O fato de não terem entregado todas as notas fiscais foi motivo de indignação dos vereadores. A secretária Neyde Aparecida e o procurador levaram à Câmara Municipal, nesta terça-feira (1º/9), somente os documentos referentes às carnes, quando deveriam ter levado também as notas de compras de pães e bolos. Na última segunda-feira (31/8), ambos garantiram que toda a documentação estaria em mãos para a audiência desta terça.

“Na nossa ânsia de não cometer falhas, cometemos a falha de não encaminhar os documentos”, disse procurador Carlos de Freitas

Logo no início da reunião, o vereador Elias Vaz se irritou com a situação. De acordo com ele, os documentos levados pela secretária, referentes às carnes, são só uma pequena parte do suposto desvio. “Quero saber é dos pães, que os desvios são de 100%.” Elias frisou que pede pela documentação desde o dia 10 de junho deste ano.

“Isso não é casa de moleque! Eu vou pedir enquadramento da Neyde por lei de responsabilidade fiscal! Ela não traz os documentos. Não quero fazer juízo de valor e nem julgar ninguém, mas existe omissão por parte da gestão de trazer às claras a situação. Isso é inadmissível! Não vamos aceitar roubar comida de criança”, esbravejou.

Carlos de Freitas logo se desculpou. “Na nossa ânsia de não cometer falhas, cometemos a falha de não encaminhar os documentos”, disse. Conforme o procurador, intenção era organizar notas antes de enviar aos vereadores. “Não há intenção da prefeitura de sonegar. Queríamos fazer bem detalhado e nos concentramos em um produto”, pontuou, explicando o motivo de somente as notas fiscais das carnes terem sido entregues. “Não temos o que esconder”, concluiu.

Irritado, Elias Vaz questiona mais um atraso na entrega de documentos requisitados há dois meses | Foto: Marcelo do Vale

Irritado, Elias Vaz questiona mais um atraso na entrega de documentos requisitados há dois meses | Foto: Marcelo do Vale

Neyde, por sua vez, deu várias explicações sobre a falta da documentação. Segundo a secretária, foi feito um pedido à Controladoria-Geral do município, mas o controlador, Edilberto de Castro Dias, não passou os documentos. Neyde ainda disse que, diante das denúncias, todas as notas que já estão com ela foram para a auditoria. “Trouxemos o que foi analisado pela auditoria [referente às carnes], mas eu reiterei ao procurador e ele vai mandar quando terminar.”
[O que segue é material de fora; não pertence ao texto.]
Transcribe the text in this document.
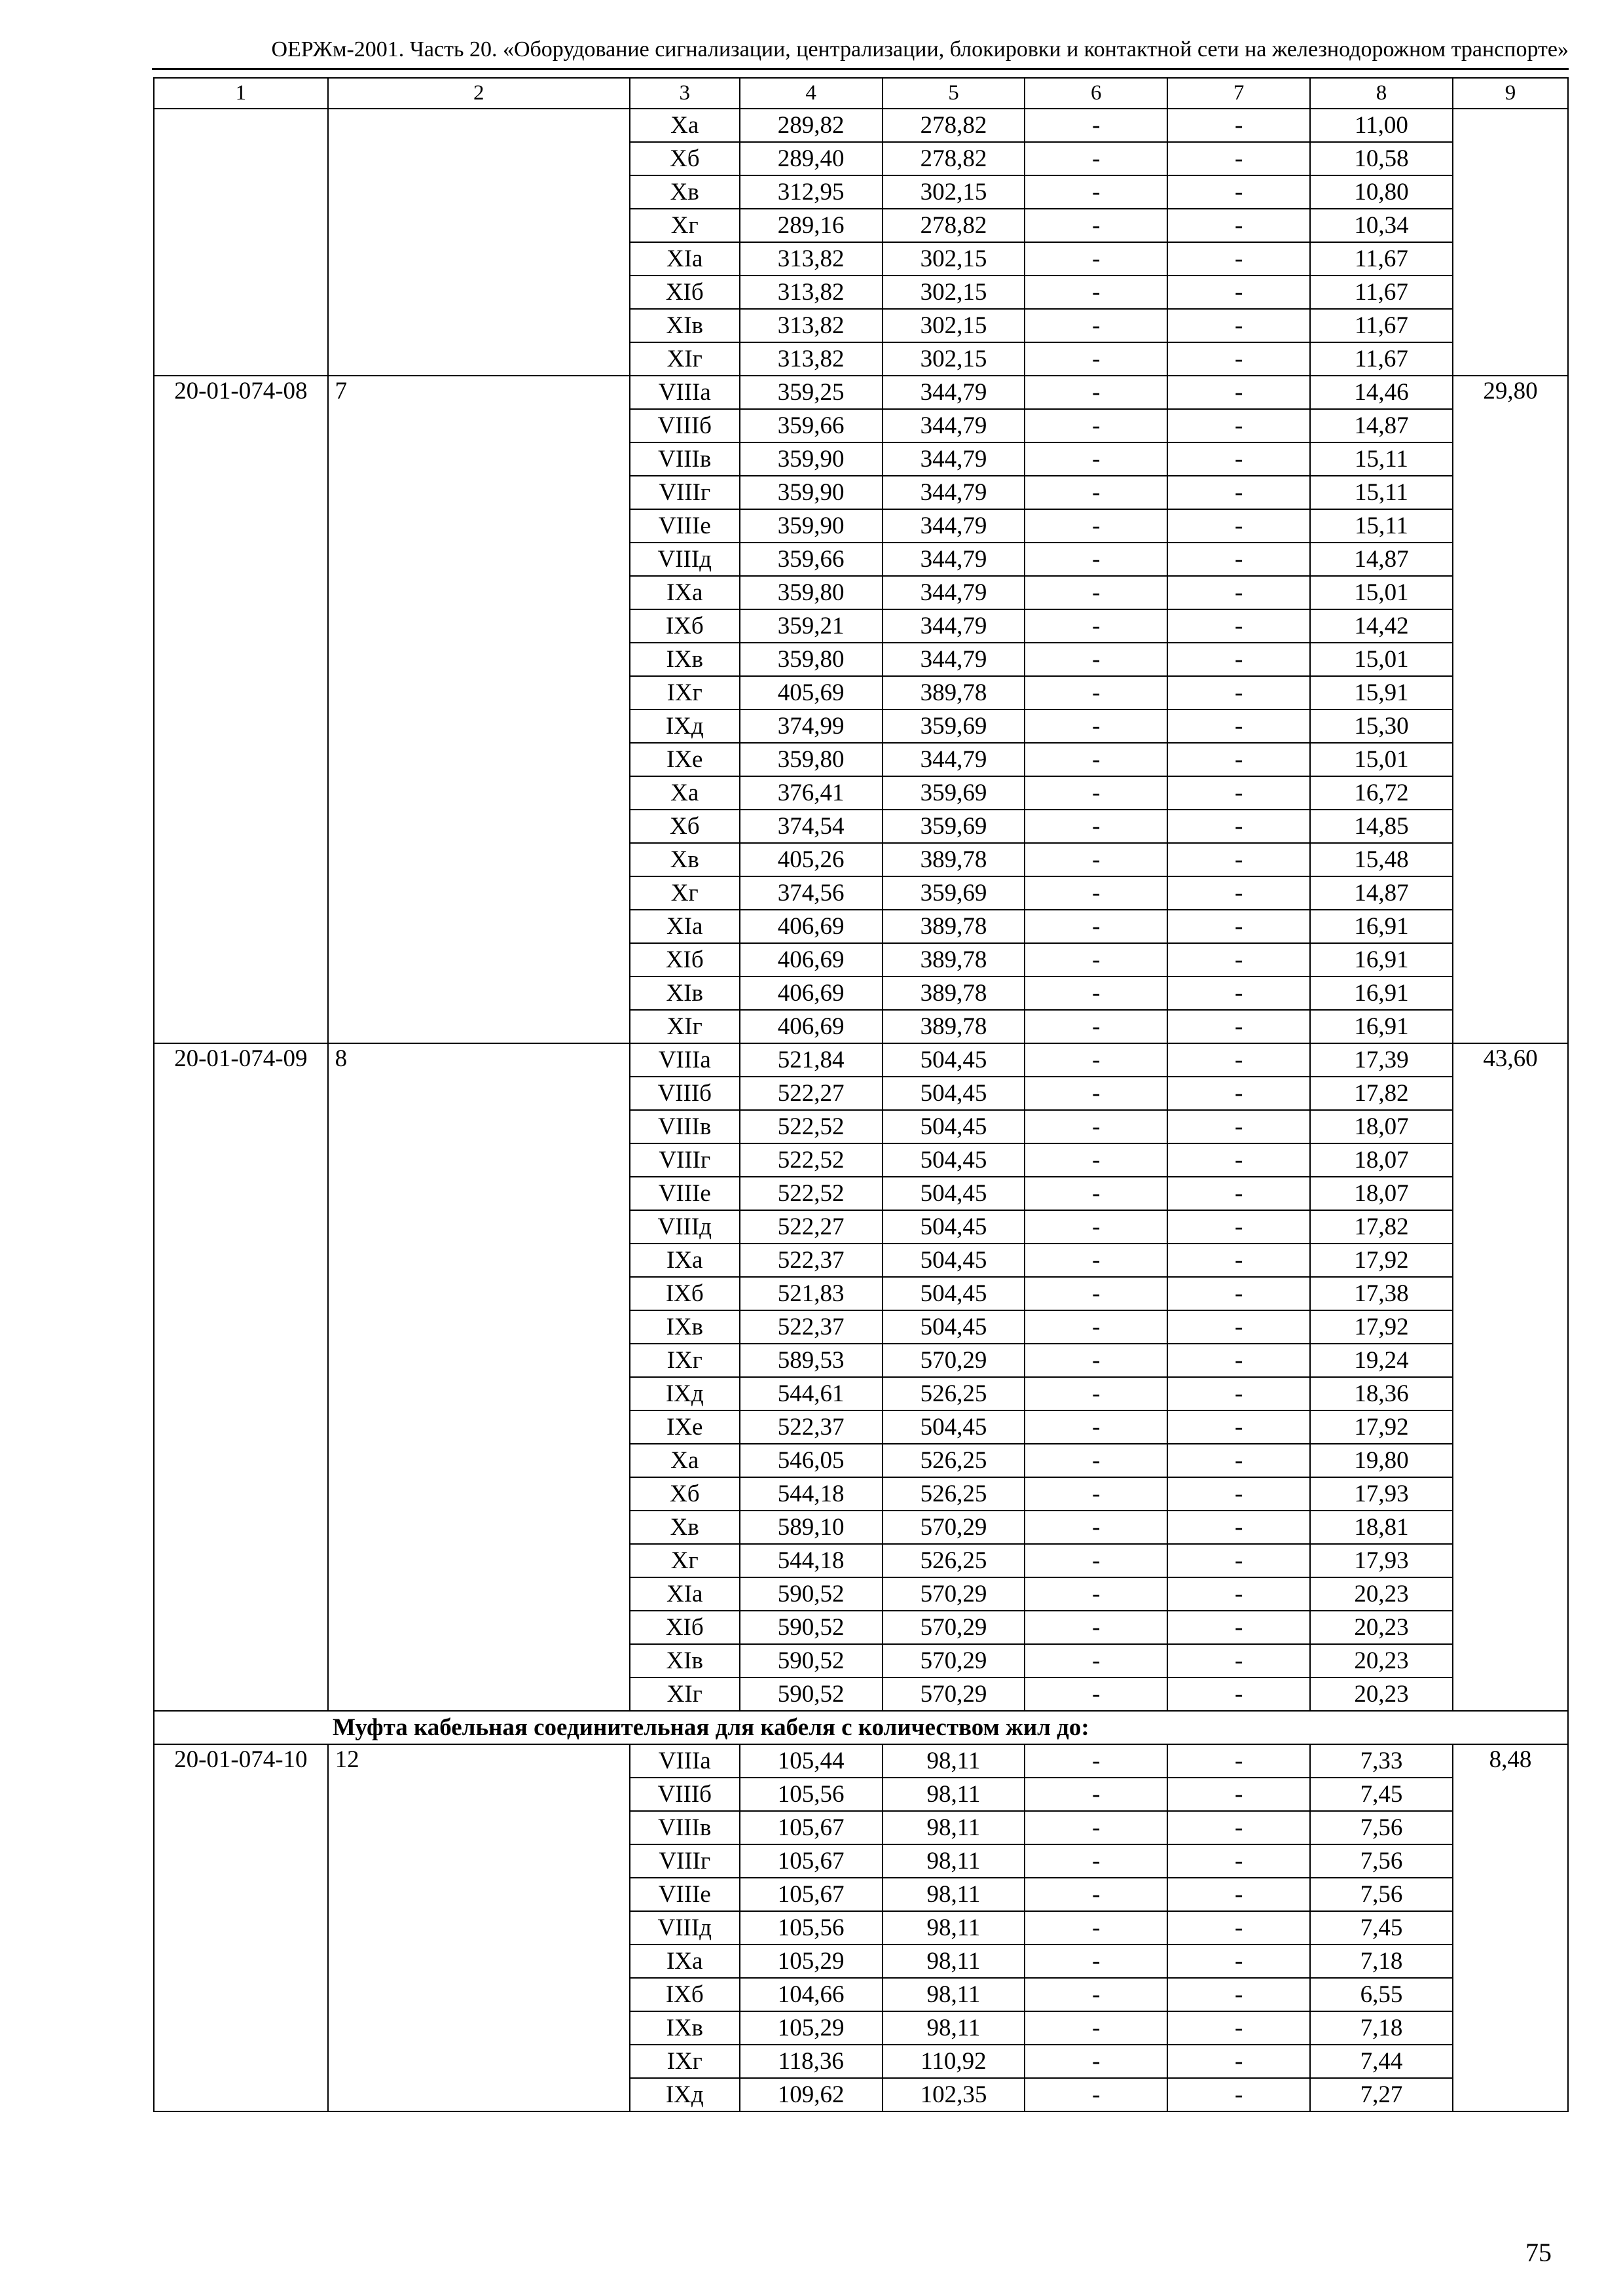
ОЕРЖм-2001. Часть 20. «Оборудование сигнализации, централизации, блокировки и контактной сети на железнодорожном транспорте»
1	2	3	4	5	6	7	8	9
		Ха	289,82	278,82	-	-	11,00	
		Хб	289,40	278,82	-	-	10,58	
		Хв	312,95	302,15	-	-	10,80	
		Хг	289,16	278,82	-	-	10,34	
		ХIа	313,82	302,15	-	-	11,67	
		ХIб	313,82	302,15	-	-	11,67	
		ХIв	313,82	302,15	-	-	11,67	
		ХIг	313,82	302,15	-	-	11,67	
20-01-074-08	7	VIIIа	359,25	344,79	-	-	14,46	29,80
		VIIIб	359,66	344,79	-	-	14,87	
		VIIIв	359,90	344,79	-	-	15,11	
		VIIIг	359,90	344,79	-	-	15,11	
		VIIIе	359,90	344,79	-	-	15,11	
		VIIIд	359,66	344,79	-	-	14,87	
		IХа	359,80	344,79	-	-	15,01	
		IХб	359,21	344,79	-	-	14,42	
		IХв	359,80	344,79	-	-	15,01	
		IХг	405,69	389,78	-	-	15,91	
		IХд	374,99	359,69	-	-	15,30	
		IХе	359,80	344,79	-	-	15,01	
		Ха	376,41	359,69	-	-	16,72	
		Хб	374,54	359,69	-	-	14,85	
		Хв	405,26	389,78	-	-	15,48	
		Хг	374,56	359,69	-	-	14,87	
		ХIа	406,69	389,78	-	-	16,91	
		ХIб	406,69	389,78	-	-	16,91	
		ХIв	406,69	389,78	-	-	16,91	
		ХIг	406,69	389,78	-	-	16,91	
20-01-074-09	8	VIIIа	521,84	504,45	-	-	17,39	43,60
		VIIIб	522,27	504,45	-	-	17,82	
		VIIIв	522,52	504,45	-	-	18,07	
		VIIIг	522,52	504,45	-	-	18,07	
		VIIIе	522,52	504,45	-	-	18,07	
		VIIIд	522,27	504,45	-	-	17,82	
		IХа	522,37	504,45	-	-	17,92	
		IХб	521,83	504,45	-	-	17,38	
		IХв	522,37	504,45	-	-	17,92	
		IХг	589,53	570,29	-	-	19,24	
		IХд	544,61	526,25	-	-	18,36	
		IХе	522,37	504,45	-	-	17,92	
		Ха	546,05	526,25	-	-	19,80	
		Хб	544,18	526,25	-	-	17,93	
		Хв	589,10	570,29	-	-	18,81	
		Хг	544,18	526,25	-	-	17,93	
		ХIа	590,52	570,29	-	-	20,23	
		ХIб	590,52	570,29	-	-	20,23	
		ХIв	590,52	570,29	-	-	20,23	
		ХIг	590,52	570,29	-	-	20,23	
Муфта кабельная соединительная для кабеля с количеством жил до:								
20-01-074-10	12	VIIIа	105,44	98,11	-	-	7,33	8,48
		VIIIб	105,56	98,11	-	-	7,45	
		VIIIв	105,67	98,11	-	-	7,56	
		VIIIг	105,67	98,11	-	-	7,56	
		VIIIе	105,67	98,11	-	-	7,56	
		VIIIд	105,56	98,11	-	-	7,45	
		IХа	105,29	98,11	-	-	7,18	
		IХб	104,66	98,11	-	-	6,55	
		IХв	105,29	98,11	-	-	7,18	
		IХг	118,36	110,92	-	-	7,44	
		IХд	109,62	102,35	-	-	7,27	
75
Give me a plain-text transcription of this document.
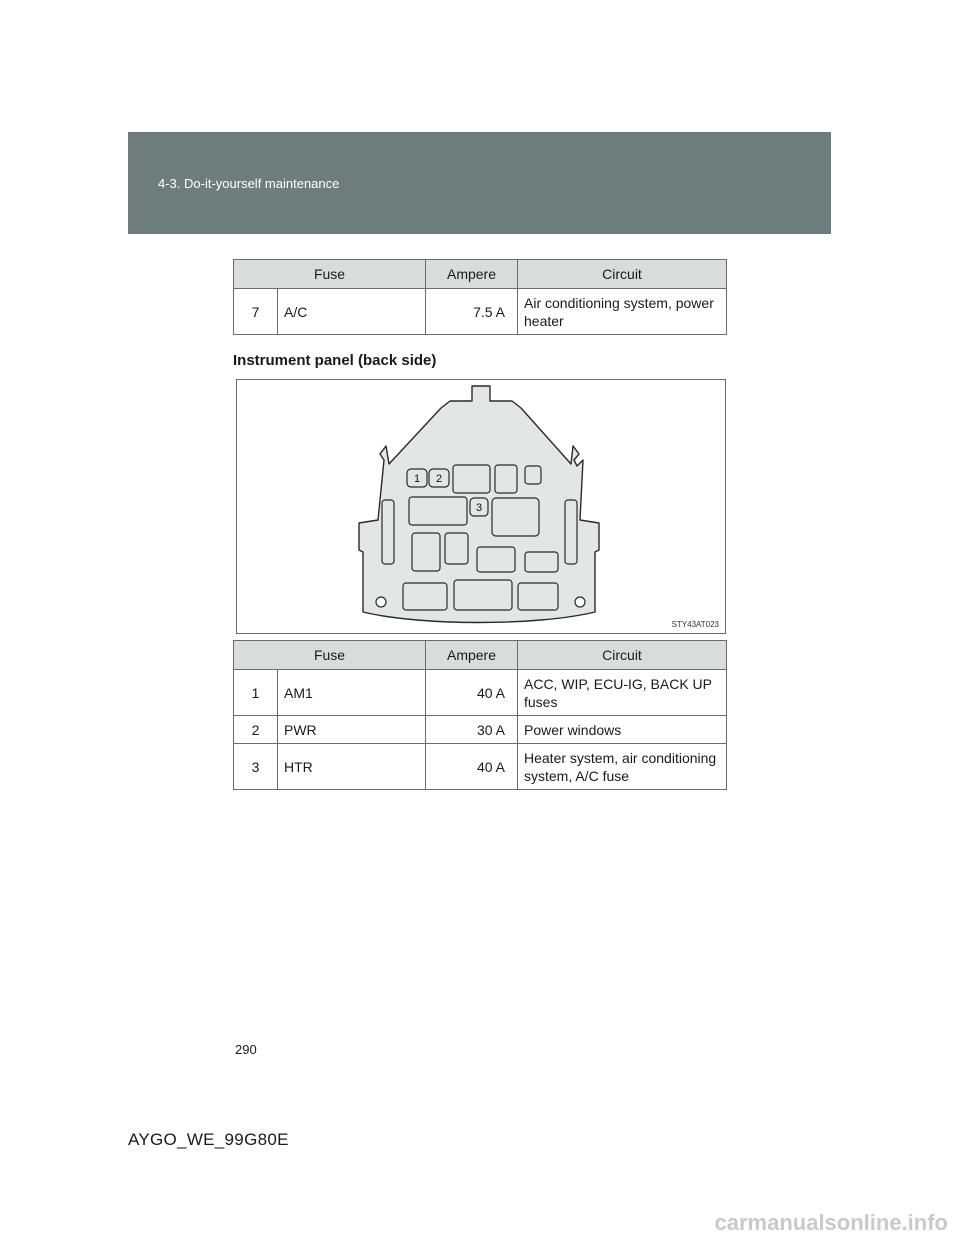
4-3. Do-it-yourself maintenance
Fuse		Ampere	Circuit
7	A/C	7.5 A	Air conditioning system, power heater
Instrument panel (back side)
1 2
3
STY43AT023
Fuse		Ampere	Circuit
1	AM1	40 A	ACC, WIP, ECU-IG, BACK UP fuses
2	PWR	30 A	Power windows
3	HTR	40 A	Heater system, air conditioning system, A/C fuse
290
AYGO_WE_99G80E
carmanualsonline.info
A secretária ainda alegou que, como são muitos documentos, existem muitas guias de entrega de alimento — recibos feitos pelo fornecedores, sendo que um fica com a empresa e outro com a diretora da instituição que recebe o alimento — que devem ser analisadas. “Ela vai trazer na CEI [Comissão Especial de Inquérito]”, sussurrou o vereador Djalma Araújo (Solidariedade).

Tanto o procurador quanto a secretária disseram que devido aos erros de controle constatados pela auditoria, o departamento financeiro da SME passará a fazer o controle de pagamento dos fornecedores. “Um único departamento fazia a solicitação do alimento e o pagamento. Vamos mudar isso”, disse Neyde.